There are plenty of people in the annals of rap who’ve talked a good game but never quite managed to live up to the self-made hype – but Earl Stevens, AKA E-40, isn’t one of them. The Vallejo, California native started making records as part of the Click in 1990: a quarter of a century later, he remains criminally under-appreciated outside the Bay Area, despite a string of releases that have consistently expanded hip-hop’s potential, and a facility for coining catchphrases that permeate the argot of the genre worldwide (not to mention probably being the only rapper with his own wine range).

E-40’s first brush with pop stardom came in 1997, when Things’ll Never Change, a single sampling Bruce Hornsby and the Range’s The Way It Is, scraped into the US top 30 after the album it was taken from, The Hall of Game, hit No 4. A decade later, My Ghetto Report Card rode the buzz generated by the Bay Area’s hyphy scene (and the cachet that album’s co-producer, Atlanta’s Lil’ Jon, had helped build around crunk) to a Billboard top-three placing. But for the rest of his quarter-century of creativity, he has stayed well below the commercial radar, even as phrases and slang he has either popularised or has a credible claim to having invented – “fo’ shizzle”; “you feel me?”; the use of “scrilla”, “cheddar” and “gouda” as synonyms for “money” – have slipped into far wider usage. (Sadly, other coinages – such as “hizzelicopter” – are yet to spread much beyond his records.)

From a perspective several thousand miles to the east, E-40 seems to have suffered from misperceptions and bias based around geography. While the UK music press seemed ready to accept Los Angeles gangsta rap from the time of NWA onward, the music being made by Eazy-E, Dr Dre and Ice Cube’s contemporaries a few hours up the Pacific Coast Highway never seemed to connect. Alongside fellow Bay gangsta pioneers Too $hort and Spice 1, E-40 was signed to BMG’s Jive imprint during the post-Chronic 1990s. His deal with them followed years of selling records independently out of the back of a car: as hard as a record company might try, it’s not going to be able to replicate that business model in another city, never mind another country. The records were released in the UK, but never really pushed: when the British monthly Hip Hop Connection asked about sales figures for Spice 1’s most recent album back in the mid-90s, the label’s publicist said it had shifted six copies in the UK. Even if that was a joke, it revealed a deeper truth: this stuff wasn’t expected to translate outside northern California, never mind across oceans and continents.

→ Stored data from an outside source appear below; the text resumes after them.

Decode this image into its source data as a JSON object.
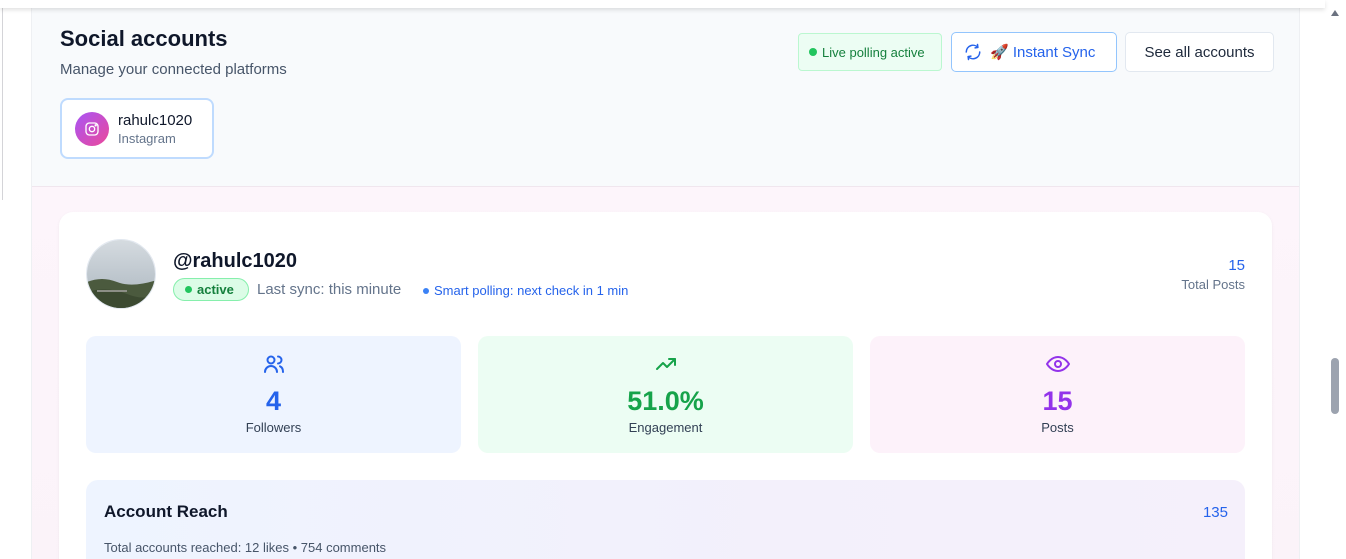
{
  "header": {
    "title": "Social accounts",
    "subtitle": "Manage your connected platforms",
    "live_badge": "Live polling active",
    "sync_button": "🚀 Instant Sync",
    "see_all_button": "See all accounts"
  },
  "accounts": [
    {
      "name": "rahulc1020",
      "platform": "Instagram",
      "icon": "instagram-icon"
    }
  ],
  "profile": {
    "handle": "@rahulc1020",
    "status": "active",
    "last_sync": "Last sync: this minute",
    "polling": "Smart polling: next check in 1 min",
    "total_posts_value": "15",
    "total_posts_label": "Total Posts"
  },
  "stats": [
    {
      "icon": "users-icon",
      "value": "4",
      "label": "Followers",
      "color": "#2563eb"
    },
    {
      "icon": "trending-up-icon",
      "value": "51.0%",
      "label": "Engagement",
      "color": "#16a34a"
    },
    {
      "icon": "eye-icon",
      "value": "15",
      "label": "Posts",
      "color": "#9333ea"
    }
  ],
  "reach": {
    "title": "Account Reach",
    "value": "135",
    "description": "Total accounts reached: 12 likes • 754 comments"
  },
  "colors": {
    "accent": "#2563eb",
    "success": "#16a34a",
    "purple": "#9333ea"
  }
}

So, for rap fans outside the transmission ranges of Oakland-rap radio stations, E-40 became one of those artists you were aware existed, but whose work stood off to one side of the things you knew. The sheer size of his discography only served to reinforce the barrier: until a 2004 Best Of, there never seemed any easy way in. But the hype around hyphy presented an opportunity, and E-40 was canny enough to seize it with both hands. The great My Ghetto Report Card album, released in 2006, opens with Yay Area, one of the handful of truly experimental, daring and generally aurally flabbergasting rap tracks released so far this century. Producer Rick Rock, who’s been credited as an architect of the hyphy sound and had been working with Stevens since The Hall of Game, loops a sample from Digable Planets’ Rebirth of Slick (Cool Like Dat) – “we be to rap like key be to lock” – and builds the whole track around its insistent, manic mantra. Around, on top of and woven into this recontextualised shard of the dislocated yet familiar, E-40 offers a potted version of his history to date, like a recap at the beginning of a new season of a returning TV show. “Heavyweight, a vet not a amateur / Looted up, I push pies like Marie Callender,” he slurs in that unmistakable, deliberately all-over-the-beat style, lacing jokes, localised reference points and his own slanguage into the brags: “I’m busy gettin’ my paper an’ ridin’ round in my scraper / Interactin’, networkin’ and campaignin’ like Arnold Schwarzenegger.” It’s the best track on the album but it doesn’t overshadow the rest.